A Strasbourg, l’Allemagne est à portée de tram. Comme beaucoup d’autres, je l’ai découvert en posant mes valises dans la capitale alsacienne, de l’Europe, des droits de l’Homme (et de Noël, paraît-il). On franchit la frontière sur le Rhin sans même y penser ou plutôt, on s’amuse de ne plus avoir à y penser. La réconciliation entre les deux pays est devenue amitié. Lorsqu’ils se chamaillent, c’est pour mieux se réconcilier. Voici donc pour l’image idyllique de la concorde.

Les apparences, pourtant, sont parfois trompeuses. Depuis quelques années, les chemins divergent. Et les campagnes électorales menées de part et d’autre en sont la manifestation éclatante.

Qu’on en juge. En Allemagne, l’immigration n’a pas été un thème de la campagne pour la succession d’Angela Merkel. Au contraire, l’économie allemande s’est mise au service de l’intégration des nouveaux venus, syriens notamment, auxquels l’ex-chancelière avait ouvert grandes les portes de son pays. Son successeur, Olaf Scholz, est un social-démocrate à la tête d’une coalition inédite qui réunit, outre son parti, le SPD, les Verts et les Libéraux. Ces trois forces politiques ont fait de leurs différences une force. L’Allemagne, qui a tourné le dos au nucléaire après Fukushima, s’engage désormais à marche forcée sur le chemin des énergies renouvelables et prendra, n’en doutons pas, une avance considérable sur ce terrain. L’économie sociale de marché reste le fil directeur de la société allemande dont elle a assuré la prospérité.

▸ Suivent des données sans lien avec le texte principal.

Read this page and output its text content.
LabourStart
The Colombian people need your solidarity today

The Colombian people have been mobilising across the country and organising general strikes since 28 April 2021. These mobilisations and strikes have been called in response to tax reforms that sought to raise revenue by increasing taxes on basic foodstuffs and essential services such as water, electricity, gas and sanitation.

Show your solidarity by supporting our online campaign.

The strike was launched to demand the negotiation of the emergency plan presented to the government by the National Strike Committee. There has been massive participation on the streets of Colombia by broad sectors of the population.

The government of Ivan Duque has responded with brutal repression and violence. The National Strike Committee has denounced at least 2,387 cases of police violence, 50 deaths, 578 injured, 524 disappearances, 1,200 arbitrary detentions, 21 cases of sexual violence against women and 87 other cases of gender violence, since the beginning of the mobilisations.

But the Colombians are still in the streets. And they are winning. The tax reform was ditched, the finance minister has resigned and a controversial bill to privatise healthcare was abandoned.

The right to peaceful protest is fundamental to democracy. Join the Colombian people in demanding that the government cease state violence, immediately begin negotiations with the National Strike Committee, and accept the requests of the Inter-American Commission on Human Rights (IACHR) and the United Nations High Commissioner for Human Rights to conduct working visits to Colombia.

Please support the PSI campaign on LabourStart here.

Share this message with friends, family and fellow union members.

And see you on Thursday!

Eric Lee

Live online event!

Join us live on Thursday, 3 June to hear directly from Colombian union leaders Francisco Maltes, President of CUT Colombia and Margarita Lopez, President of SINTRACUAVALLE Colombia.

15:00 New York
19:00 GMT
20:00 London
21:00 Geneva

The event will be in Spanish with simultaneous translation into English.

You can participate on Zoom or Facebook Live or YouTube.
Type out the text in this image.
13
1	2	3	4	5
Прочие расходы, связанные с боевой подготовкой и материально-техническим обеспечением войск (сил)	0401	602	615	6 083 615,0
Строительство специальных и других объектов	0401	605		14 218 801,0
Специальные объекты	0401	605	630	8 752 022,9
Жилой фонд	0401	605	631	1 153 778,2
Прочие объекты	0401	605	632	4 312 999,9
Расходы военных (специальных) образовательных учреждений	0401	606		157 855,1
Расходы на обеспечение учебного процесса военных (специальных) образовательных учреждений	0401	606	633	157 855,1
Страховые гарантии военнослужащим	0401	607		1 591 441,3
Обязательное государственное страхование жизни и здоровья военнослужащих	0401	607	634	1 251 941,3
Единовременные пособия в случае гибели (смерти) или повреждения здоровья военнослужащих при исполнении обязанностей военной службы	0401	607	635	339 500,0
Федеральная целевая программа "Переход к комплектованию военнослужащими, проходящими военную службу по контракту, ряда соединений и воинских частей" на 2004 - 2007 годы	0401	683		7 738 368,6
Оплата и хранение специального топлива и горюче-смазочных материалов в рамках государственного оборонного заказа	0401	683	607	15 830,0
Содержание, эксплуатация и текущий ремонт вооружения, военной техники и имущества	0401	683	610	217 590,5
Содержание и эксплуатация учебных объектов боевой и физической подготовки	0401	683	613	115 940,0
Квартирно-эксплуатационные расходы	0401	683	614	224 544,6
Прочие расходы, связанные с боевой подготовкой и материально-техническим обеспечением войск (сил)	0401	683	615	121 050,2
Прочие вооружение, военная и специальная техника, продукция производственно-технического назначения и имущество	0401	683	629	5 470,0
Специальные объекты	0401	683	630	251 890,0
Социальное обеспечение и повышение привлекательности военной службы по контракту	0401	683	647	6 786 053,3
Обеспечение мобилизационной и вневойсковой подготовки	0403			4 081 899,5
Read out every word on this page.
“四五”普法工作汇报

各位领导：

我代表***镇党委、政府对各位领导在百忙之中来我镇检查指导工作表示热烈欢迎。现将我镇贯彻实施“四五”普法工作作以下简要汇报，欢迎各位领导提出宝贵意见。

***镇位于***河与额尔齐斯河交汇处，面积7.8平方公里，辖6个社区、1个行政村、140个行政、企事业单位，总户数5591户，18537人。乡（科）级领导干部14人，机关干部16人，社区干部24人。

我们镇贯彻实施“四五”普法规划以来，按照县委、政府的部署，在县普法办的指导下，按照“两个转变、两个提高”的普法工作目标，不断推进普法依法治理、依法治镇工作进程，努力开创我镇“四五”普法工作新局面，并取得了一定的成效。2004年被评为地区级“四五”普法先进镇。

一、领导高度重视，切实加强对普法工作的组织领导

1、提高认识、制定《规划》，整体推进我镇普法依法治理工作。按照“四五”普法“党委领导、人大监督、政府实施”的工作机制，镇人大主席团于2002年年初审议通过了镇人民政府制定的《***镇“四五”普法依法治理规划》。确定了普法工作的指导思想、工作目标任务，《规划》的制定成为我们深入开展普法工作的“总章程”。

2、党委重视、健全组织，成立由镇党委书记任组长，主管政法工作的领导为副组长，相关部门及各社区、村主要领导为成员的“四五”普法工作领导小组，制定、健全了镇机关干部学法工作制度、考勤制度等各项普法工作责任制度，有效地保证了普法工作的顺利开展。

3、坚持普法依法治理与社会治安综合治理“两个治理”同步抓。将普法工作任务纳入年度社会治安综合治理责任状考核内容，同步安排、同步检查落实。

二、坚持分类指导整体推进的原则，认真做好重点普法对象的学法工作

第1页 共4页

En France, la campagne se focalise sur la « sécurité » et donc, pour la droite et l’extrême droite, sur l’immigration. Le concours de beauté entre Le Pen et Zemmour occupe le débat médiatique. La gauche s’est égarée dans un gloubi-boulga idéologique faute d’avoir su affirmer avec François Hollande son ancrage social-démocrate. La dette explose quand les taux d’intérêt menacent de remonter ce qui pourrait la rendre rapidement insoutenable. Le nucléaire, énergie polluante s’il en est, se voit soudainement paré de toutes les vertus. A gauche, on rase gratis à tous les étages, comme s’il suffisait de lancer des chiffres sur les estrades pour réduire les inégalités. Mais la question de la relance de notre industrie, à la peine depuis des décennies, est à peine abordée.

Tout ceci devrait nous interroger. Et puisque cet « édito » s’adresse à un Club de la presse et donc à des journalistes, je forme humblement le voeu que chacun d’entre nous s’empare de ces questions, au-delà de l’air du temps.